In the mid-2000s Matches entered the online arena and, with that, gained a global reputation in global luxury and became a destination of discovery for up and coming, and niche brands, as well as a home to some of the world's biggest designer names from Saint Laurent to Gucci and Prada.

However, since the sale to Apax, it has faced a revolving door at the top of the business with the CEO at the time of the sale to Apax, Ulric Jerome, departing in 2019. He was replaced in 2020 by Ajay Kavan, a former Amazon executive, who lasted just a year in the role. In September 2021 Paolo De Cesare, formerly of Printemps Group, took over and was gone by July 2022, when former ASOS CEO Nick Beighton took the helm.

Financial results deteriorated during the period and it also closed stores in Richmond-upon-Thames and Notting Hill. In January 2023, Apax injected a further £60 million into the business to fund a turnaround. By the end of the year however, rumours of a sale emerged with Frasers Group, which also owns luxury super-boutique chain Flannels, emerging as the buyer paying a price that was a huge discount on that paid by Apax in 2017.

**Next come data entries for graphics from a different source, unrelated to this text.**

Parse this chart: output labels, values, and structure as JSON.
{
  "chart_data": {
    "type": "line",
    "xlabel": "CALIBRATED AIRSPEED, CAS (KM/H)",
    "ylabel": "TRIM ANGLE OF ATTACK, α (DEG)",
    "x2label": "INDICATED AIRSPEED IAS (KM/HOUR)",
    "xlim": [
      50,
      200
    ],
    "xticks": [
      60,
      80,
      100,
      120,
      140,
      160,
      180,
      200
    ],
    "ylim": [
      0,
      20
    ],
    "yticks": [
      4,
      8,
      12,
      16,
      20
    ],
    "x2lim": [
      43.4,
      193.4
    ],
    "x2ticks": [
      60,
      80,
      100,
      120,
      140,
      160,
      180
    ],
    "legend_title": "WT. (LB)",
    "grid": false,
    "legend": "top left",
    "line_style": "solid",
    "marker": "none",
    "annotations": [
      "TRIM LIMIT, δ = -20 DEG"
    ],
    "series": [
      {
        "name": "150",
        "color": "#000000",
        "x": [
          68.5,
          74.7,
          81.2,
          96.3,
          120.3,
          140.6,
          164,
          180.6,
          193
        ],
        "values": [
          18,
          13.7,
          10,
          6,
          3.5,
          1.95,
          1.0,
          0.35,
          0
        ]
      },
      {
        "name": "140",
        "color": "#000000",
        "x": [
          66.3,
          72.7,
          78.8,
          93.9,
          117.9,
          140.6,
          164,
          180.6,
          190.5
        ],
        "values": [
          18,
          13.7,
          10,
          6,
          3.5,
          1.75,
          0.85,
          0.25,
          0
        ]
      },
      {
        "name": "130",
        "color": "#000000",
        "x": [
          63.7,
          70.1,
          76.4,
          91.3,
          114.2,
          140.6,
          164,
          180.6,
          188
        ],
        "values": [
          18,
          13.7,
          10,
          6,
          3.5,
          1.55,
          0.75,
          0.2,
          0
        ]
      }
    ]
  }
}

An announcement about the appointment of administrators could come as soon as tomorrow (8 March) with Frasers stating that the business had continued to miss its business plan targets and to make "material losses". "Whilst Matches' management team has tried to try to find a way to stabilise the business, it has become clear that too much change would be required to restructure it, and the continued funding requirements would be far in excess of amounts that the group considers to be viable. In light of this, Frasers has been informed that the directors of Matches have taken the decision to put the Matches group into administration. Frasers remains committed to the luxury market and its brand partners,” Frasers said.

The fall of Matches comes amid a global downturn in the luxury market, which has seen former high-flyer Farfetch scramble to secure a rescue deal, which led to its delisting from the New York Stock Exchange and the departure of its founder José Neves.

Korean retail giant Coupang acquired Farfetch, the global luxury fashion marketplace, in a deal, finalised in January, which secured $500 million of emergency funding. That deal places in doubt the future of another iconic British fashion boutique, Browns.

Browns, initially founded on South Molton Street in London and now based on nearby Brook Street, had been acquired by Farfetch in 2015. It is understood that Coupang wishes to spin it off, along with brand house New Guards Group which Farfetch bought in 2019, in order to refocus Farfetch on its initial marketplace proposition.